VP-Korosec ad SP-Wehsely: Von Effizienzsteigerung im Gesundheitsbereich ist Wien weit entfernt

Wien (OTS) - "Die SPÖ-Gesundheitsstadträtin packt bei jedem präsentierten Vorzeigemodell für Kosteneffizienz im Gesundheitsbereich vorsichthalber die Neoliberalismus-Keule aus. Mit diesen 'Panikattacken'lässt sich jedoch keine zukunftsweisende Gesundheitspolitik für Wien machen", erklärt die Gesundheitssprecherin der ÖVP Wien, LAbg. Ingrid Korosec, zu den heutigen Äußerungen aus dem Büro der Wiener SP-Gesundheitsstadträtin.
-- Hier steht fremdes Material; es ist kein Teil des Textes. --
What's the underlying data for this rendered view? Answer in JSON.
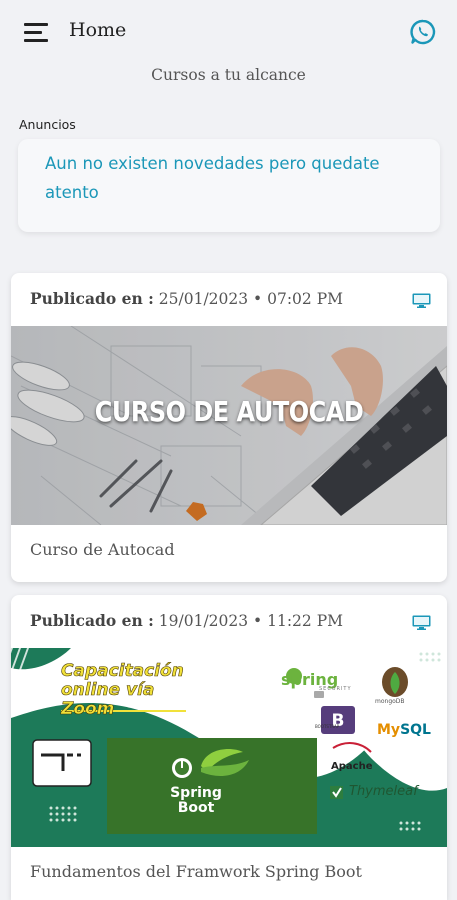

Sämtliche Vorschläge zur Effizienzsteigerung würden, so Korosec, egal von welcher Seite sie kommen, einfach abgelehnt werden. Das Institut für Höhere Studien habe bereits im Jahr 2005 mehr als deutlich dargelegt, dass in Wien bis zu 190 Millionen Euro an öffentlichen Mitteln frei werden könnten, würden die kommunalen Spitäler die Produktivität von Ordenskrankenhäusern erreichen. Statt sofort eine Effizienzinitiative zu starten, wurde sowohl vom Wiener Bürgermeister als auch von den zuständigen Gesundheitsstadträtinnen die Variante 'Stillstand' gewählt und bis zum heutigen Tag beibehalten, kritisiert die VP-Gesundheitssprecherin.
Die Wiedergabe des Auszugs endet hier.